In Washington, Kenneth L. Adelman, director of the Arms Control and Disarmament Agency, said Monday that the Soviet Union is continuing construction of seven sites in Europe for its SS-20 missiles despite Gorbachev’s announcement of a freeze.

“It fits with previous Soviet moratoriums wherein they say they stop, but meanwhile the threat posed increases and increases,” the Associated Press quoted Adelman as saying.

Politburo member Geydar A. Aliyev also called on the United States to join in the moratorium and accused it of raising tensions in all parts of the world.

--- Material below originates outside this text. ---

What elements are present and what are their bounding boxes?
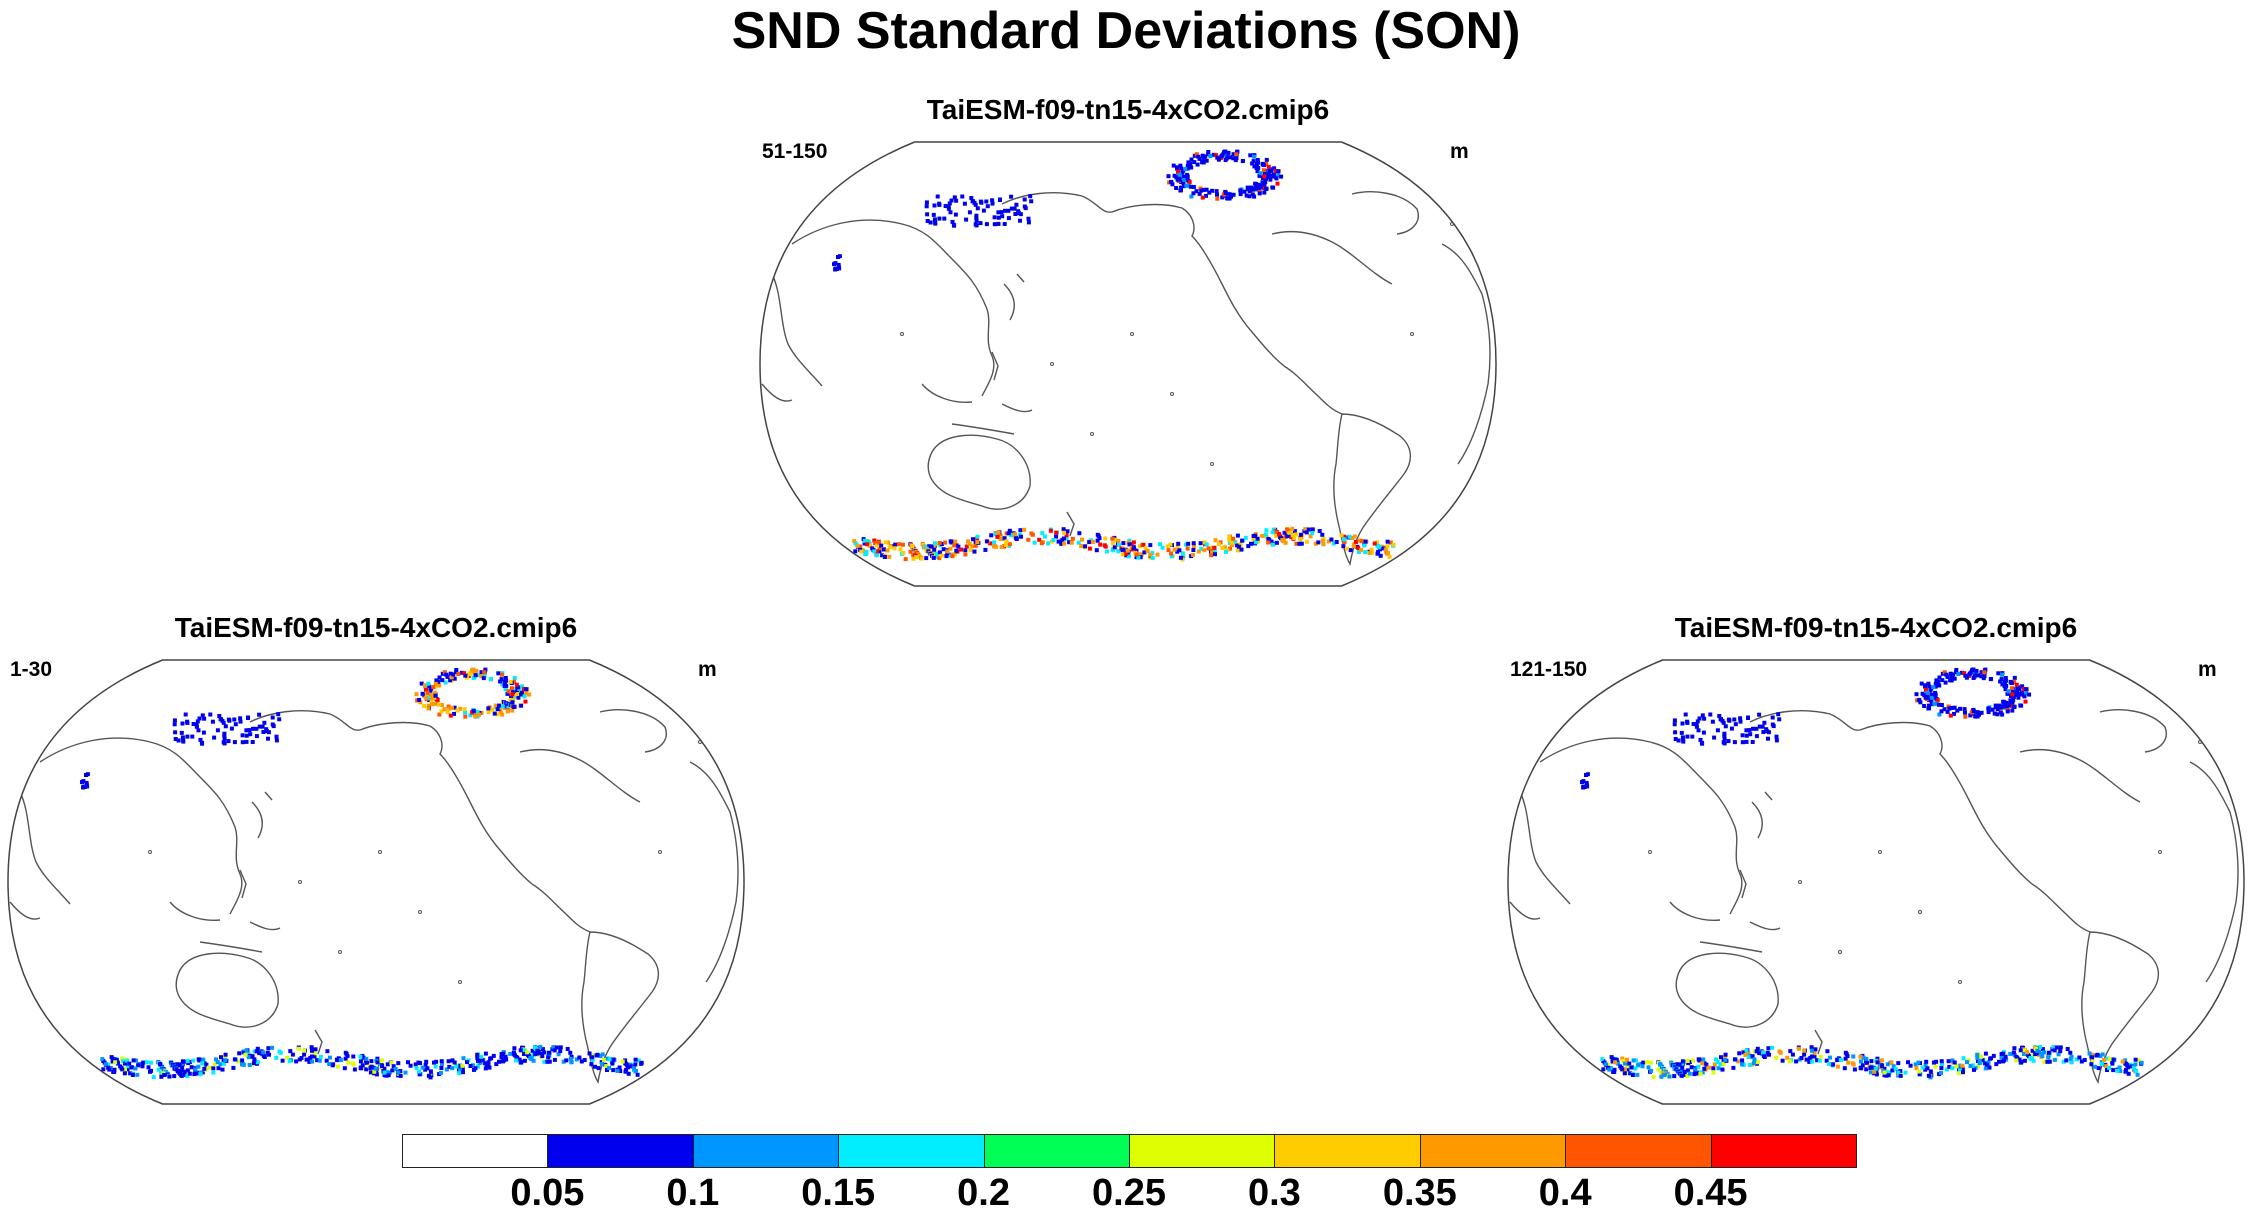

Speaking at a Kremlin celebration of the 115th birthday of V.I. Lenin, founder of the Soviet state, Aliyev said the Soviet Union favors peaceful coexistence with capitalist states.

“We are convinced that by applying adequate mutual efforts, it is possible to achieve a turn for the better in the international situation and resume the process of establishing peaceful, mutually advantageous cooperation both in political and economic fields,” Aliyev said.

Aliyev, 61, the Communist Party leader in the Soviet republic of Azerbaijan, is expected to play a major role during Gorbachev’s tenure in the top Kremlin post. His hourlong speech before 6,000 senior party officials echoed Gorbachev’s call for increased discipline and anti-corruption campaigns against self-seeking party leaders.